Groundbreaking psychologist Roy Baumeister, critic of technocapitalism Douglas Rushkoff, psychiatrist and author of Dopamine Nation Anna Lembke, and sociologist and critic of paranoid parenting Frank Furedi debate attention.

Timetable:

17:20 BST - The human mind versus technology The Lounge

18:00 BST - Consciousness, attention, and the age of distraction arena

19:00 BST - Meet the speakers The Lounge

19:20 BST - The crisis of attention is a crisis of meaning arena

Roy Baumeister

Pioneering theorist of willpower

Roy Baumeister is a social psychologist renowned for his groundbreaking research on the nature of the self and its impact on human behaviour. His extensive contributions encompass the domains of self-control, decision-making, and self-esteem, and how they relate to human morality and success.

Baumeister has published well over 500 scientific articles and more than 30 books, making him one of the most prolific scholars in modern psychology. In 2013, he received the William James Fellow Award — the highest honour bestowed by the Association for Psychological Science — in recognition of a lifetime of significant intellectual contributions to the field. He currently serves as president-elect of the International Positive Psychology Association.

Frank Furedi

Prophetic sociologist

Frank Furedi is an emeritus professor of sociology at the University of Kent and a prolific author of modern political philosophy in the public sphere. His recent books cover the culture wars, democracy, borders and fear as broad topics. The through line of his work is an analysis of how western democracies fail to account for risk and uncertainty in decision-making. 

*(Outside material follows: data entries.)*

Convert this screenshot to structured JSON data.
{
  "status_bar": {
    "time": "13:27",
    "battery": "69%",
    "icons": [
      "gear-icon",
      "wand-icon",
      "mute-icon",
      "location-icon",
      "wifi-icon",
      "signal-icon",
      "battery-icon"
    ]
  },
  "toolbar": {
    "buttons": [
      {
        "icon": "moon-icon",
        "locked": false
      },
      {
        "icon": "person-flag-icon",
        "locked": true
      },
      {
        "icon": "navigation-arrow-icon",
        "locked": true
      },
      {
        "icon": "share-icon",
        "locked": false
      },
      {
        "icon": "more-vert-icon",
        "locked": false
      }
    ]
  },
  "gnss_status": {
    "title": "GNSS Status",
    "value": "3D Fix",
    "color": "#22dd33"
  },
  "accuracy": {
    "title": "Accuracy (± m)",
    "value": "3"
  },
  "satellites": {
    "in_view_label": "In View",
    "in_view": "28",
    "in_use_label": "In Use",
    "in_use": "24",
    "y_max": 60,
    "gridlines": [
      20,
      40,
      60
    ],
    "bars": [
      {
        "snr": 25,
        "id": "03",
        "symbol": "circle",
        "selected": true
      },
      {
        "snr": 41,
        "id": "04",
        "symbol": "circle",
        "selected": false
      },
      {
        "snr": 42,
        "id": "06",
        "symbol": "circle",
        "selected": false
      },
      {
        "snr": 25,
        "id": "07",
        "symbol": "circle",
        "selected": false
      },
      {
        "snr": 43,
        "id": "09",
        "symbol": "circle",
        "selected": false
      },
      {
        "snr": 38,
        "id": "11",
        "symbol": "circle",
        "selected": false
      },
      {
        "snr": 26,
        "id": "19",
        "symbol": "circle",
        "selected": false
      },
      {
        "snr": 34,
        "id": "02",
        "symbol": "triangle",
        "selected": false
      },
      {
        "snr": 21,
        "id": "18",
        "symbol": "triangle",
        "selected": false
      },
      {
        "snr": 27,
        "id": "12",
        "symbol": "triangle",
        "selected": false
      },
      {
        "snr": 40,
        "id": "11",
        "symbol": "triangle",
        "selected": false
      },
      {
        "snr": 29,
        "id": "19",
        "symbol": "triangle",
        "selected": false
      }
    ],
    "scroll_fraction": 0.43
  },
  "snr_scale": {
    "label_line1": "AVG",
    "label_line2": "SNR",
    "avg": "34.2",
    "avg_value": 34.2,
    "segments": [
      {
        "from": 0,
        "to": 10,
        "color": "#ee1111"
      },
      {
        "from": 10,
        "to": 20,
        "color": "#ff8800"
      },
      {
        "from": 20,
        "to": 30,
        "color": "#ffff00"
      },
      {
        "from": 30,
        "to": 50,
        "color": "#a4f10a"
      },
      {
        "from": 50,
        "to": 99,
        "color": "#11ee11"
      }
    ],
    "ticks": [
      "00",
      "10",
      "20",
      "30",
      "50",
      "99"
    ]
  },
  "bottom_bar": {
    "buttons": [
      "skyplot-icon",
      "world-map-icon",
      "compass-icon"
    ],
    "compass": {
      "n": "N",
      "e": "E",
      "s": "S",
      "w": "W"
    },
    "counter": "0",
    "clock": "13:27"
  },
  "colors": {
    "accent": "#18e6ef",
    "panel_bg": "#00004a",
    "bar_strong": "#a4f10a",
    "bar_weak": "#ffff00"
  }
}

He also regularly comments on radio and television. He has appeared on Newsnight, Sky news and BBC news. he has also been published in the New Scientist, Guardian, Financial Times and Daily Telegraph to name but a few. 

Anna Lembke

Leading psychiatrist and author

Anna Lembke is a groundbreaking psychiatrist and addiction medicine expert. She is Professor and Medical Director of Addiction Medicine at Stanford University. Alongside shaping individual lives in her clinical practice, Lembke has featured on the hit Netflix documentary The Social Dilemma, and has testified before various committees in the United States House of Representatives and Senate. 

Lembke gained national recognition with her 2016 book, Drug Dealer, MD, which examined the role of medical professionals in the opioid crisis. Her more recent bestselling book, Dopamine Nation, argues that too much pleasure in the short term causes pain in the long term. 

Douglas Rushkoff

Groundbreaking digital theorist

Douglas Rushkoff is a media theorist, author and documentarian whose work has influenced contemporary thinking on technology, culture and human agency in the digital age. He is perhaps best known for shaping influential terms and concepts, including 'going viral', 'digital native' and 'social currency', which have since entered mainstream discourse.

His dozen or more books, including recent bestseller Survival of the Richest, examine how digital technologies and market forces undermine human connection and democratic values. In 2012, Rushkoff was declared the sixth most influential thinker in the world by MIT Technology Review. He is currently Professor of Media Theory and Digital Economics at the City University of New York, Queens College.